Lets discuss the 2023 tax season

The Tax Cuts and Jobs Act (TCJA) was signed into law in December 2017, reducing federal taxes for most people. The new law also made some major changes to the way we file our tax returns. The new 2023 tax season will be the first time we’ll see those changes in action. Here’s what you need to know:

The new tax law is set to expire at the end of 2025.

The new tax law is set to expire at the end of 2025. This means that if no changes are made, your taxes will go back to the way they were before the Tax Cuts and Jobs Act (TCJA) went into effect. If this happens, here are some things you should know:

  • In 2021, you’ll start seeing increased withholding on your paycheck; however, it won’t be enough to cover all of your taxes due when filing in 2022. To make up for this, you’re likely going to have a big bill come April 2023—and possibly even more tax due because of penalties or interest charges.
  • The TCJA also changed how capital gains are calculated for noncorporate businesses—specifically those with pass-through income like sole proprietorships, partnerships and S-Corporations. To make up for these changes in 2023 and beyond, many business owners may need an accountant skilled at handling small business clients who are affected by these changes (for example: sole proprietorships).

Most Americans will see a tax cut.

Most Americans will see a tax cut.

The Tax Cuts and Jobs Act lowered the rates for all brackets, and also doubled the child tax credit. The new law has made filing taxes easier for people with children who qualify for this credit. For example, if you have two kids and make about $60,000 per year, your tax burden would be reduced by around 18 percent in 2023.

Fewer people will take the standard deduction because they can’t itemize anymore.

In the past, taxpayers could choose whether to take the standard deduction or itemize deductions. With the new tax law, though, there’s no longer a choice. Taxpayers are automatically taking the larger of their standard deduction or any itemized deductions they qualify for—and this is likely going to impact how much money people save on their taxes.

Because of this change in strategy and because of changes in how personal exemptions are treated (they’ve been eliminated), individuals who previously would have taken advantage of these provisions will now take advantage of their increased standard deduction–which means fewer people will be itemizing what they spent on eligible expenses such as mortgage interest and charitable donations.

You may have to make quarterly estimated tax payments if you own your own business or work as an independent contractor.

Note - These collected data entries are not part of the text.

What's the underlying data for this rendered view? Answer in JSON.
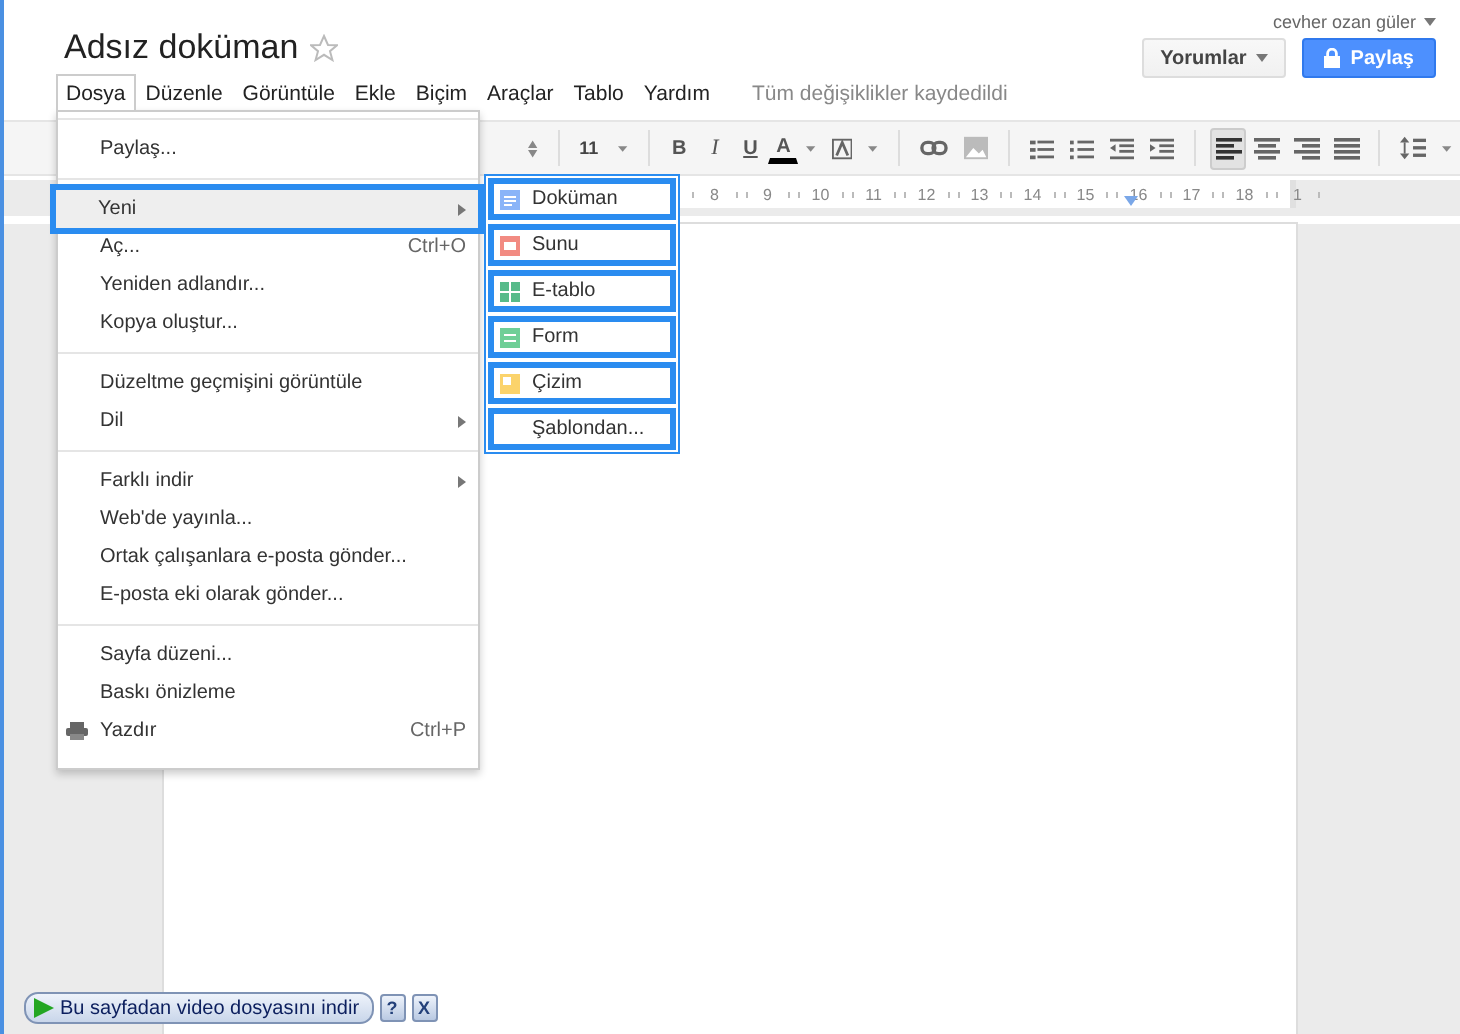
{
  "document": {
    "title": "Adsız doküman",
    "starred": false
  },
  "account": {
    "user": "cevher ozan güler"
  },
  "buttons": {
    "comments": "Yorumlar",
    "share": "Paylaş"
  },
  "menubar": {
    "items": [
      {
        "label": "Dosya",
        "selected": true
      },
      {
        "label": "Düzenle",
        "selected": false
      },
      {
        "label": "Görüntüle",
        "selected": false
      },
      {
        "label": "Ekle",
        "selected": false
      },
      {
        "label": "Biçim",
        "selected": false
      },
      {
        "label": "Araçlar",
        "selected": false
      },
      {
        "label": "Tablo",
        "selected": false
      },
      {
        "label": "Yardım",
        "selected": false
      }
    ],
    "save_status": "Tüm değişiklikler kaydedildi"
  },
  "toolbar": {
    "font_size": "11",
    "format": [
      {
        "label": "B",
        "kind": "bold"
      },
      {
        "label": "I",
        "kind": "italic"
      },
      {
        "label": "U",
        "kind": "underline"
      },
      {
        "label": "A",
        "kind": "color"
      }
    ],
    "alignment": [
      {
        "kind": "left",
        "selected": true
      },
      {
        "kind": "center",
        "selected": false
      },
      {
        "kind": "right",
        "selected": false
      },
      {
        "kind": "justify",
        "selected": false
      }
    ]
  },
  "ruler": {
    "marks": [
      "8",
      "9",
      "10",
      "11",
      "12",
      "13",
      "14",
      "15",
      "16",
      "17",
      "18",
      "1"
    ]
  },
  "file_menu": {
    "groups": [
      {
        "items": [
          {
            "label": "Paylaş...",
            "submenu": false,
            "selected": false
          }
        ]
      },
      {
        "items": [
          {
            "label": "Yeni",
            "submenu": true,
            "selected": true
          },
          {
            "label": "Aç...",
            "shortcut": "Ctrl+O",
            "submenu": false,
            "selected": false
          },
          {
            "label": "Yeniden adlandır...",
            "submenu": false,
            "selected": false
          },
          {
            "label": "Kopya oluştur...",
            "submenu": false,
            "selected": false
          }
        ]
      },
      {
        "items": [
          {
            "label": "Düzeltme geçmişini görüntüle",
            "submenu": false,
            "selected": false
          },
          {
            "label": "Dil",
            "submenu": true,
            "selected": false
          }
        ]
      },
      {
        "items": [
          {
            "label": "Farklı indir",
            "submenu": true,
            "selected": false
          },
          {
            "label": "Web'de yayınla...",
            "submenu": false,
            "selected": false
          },
          {
            "label": "Ortak çalışanlara e-posta gönder...",
            "submenu": false,
            "selected": false
          },
          {
            "label": "E-posta eki olarak gönder...",
            "submenu": false,
            "selected": false
          }
        ]
      },
      {
        "items": [
          {
            "label": "Sayfa düzeni...",
            "submenu": false,
            "selected": false
          },
          {
            "label": "Baskı önizleme",
            "submenu": false,
            "selected": false
          },
          {
            "label": "Yazdır",
            "shortcut": "Ctrl+P",
            "kind": "print",
            "submenu": false,
            "selected": false
          }
        ]
      }
    ]
  },
  "new_submenu": {
    "items": [
      {
        "label": "Doküman",
        "kind": "document"
      },
      {
        "label": "Sunu",
        "kind": "presentation"
      },
      {
        "label": "E-tablo",
        "kind": "spreadsheet"
      },
      {
        "label": "Form",
        "kind": "form"
      },
      {
        "label": "Çizim",
        "kind": "drawing"
      },
      {
        "label": "Şablondan...",
        "kind": "template"
      }
    ]
  },
  "addon_bar": {
    "label": "Bu sayfadan video dosyasını indir",
    "help": "?",
    "close": "X"
  }
}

If you’re self-employed, have rental income, interest and dividends from investments, or other sources of income that are not included in the W-2 wage statement you receive from an employer, you may be required to make quarterly estimated tax payments. You also might need to make quarterly payments if you are a partner in a business.

The child tax credit has doubled, but the personal exemption has been eliminated.

The personal exemption, a popular tax break that allowed families to reduce their taxable income by $4,000 per person, has been eliminated. That means that you will have to pay taxes on all the money you earn, and there’s no longer any tax break for having kids.

However, there is good news: The child tax credit has doubled from $2,000 per child to $4,000 per child! This means that if you have two children under 17 years old (and you file jointly), then your total tax credit would be worth up to $16,000! This is great news for parents who might not have been able to take advantage of the old system because they didn’t make enough money or had too many children in school at once.

Some people won’t be able to write off their moving expenses anymore.

  • If you moved for a job, you can’t deduct your moving expenses anymore. If you’re self-employed and the move was related to your business, it’s still possible to write off those costs.
  • You can still write off moving expenses if the move was for medical reasons or educational ones (including homeschooling). For example, if you need to relocate so that your child can receive an education better suited to their needs, this might qualify as an acceptable deduction.

Be prepared for changes when you file your 2023 tax returns in 2024.

The recently passed tax law will expire at the end of 2025. Most Americans will see a tax cut, but not all taxpayers are winners under the new law.

Tax brackets have changed, with those earning over $75,000 per year paying fewer taxes. Deductions for state and local taxes, mortgage interest and charitable giving are capped at $10,000 each for single filers or heads of household and $20,000 for married couples filing jointly. The standard deduction has also been raised to $12K/individual or $24K/couple (up from $6K/individual or 12K/couple) while personal exemptions have been eliminated entirely. Fewer people will take the standard deduction because they can’t itemize anymore; instead they should itemize if they can’t use their standard deduction (i.e., they don’t make enough money).


I hope this has been a helpful guide for you, and that it gives you some insight into what to expect when tax season comes around. As always, feel free to reach out with any questions or comments!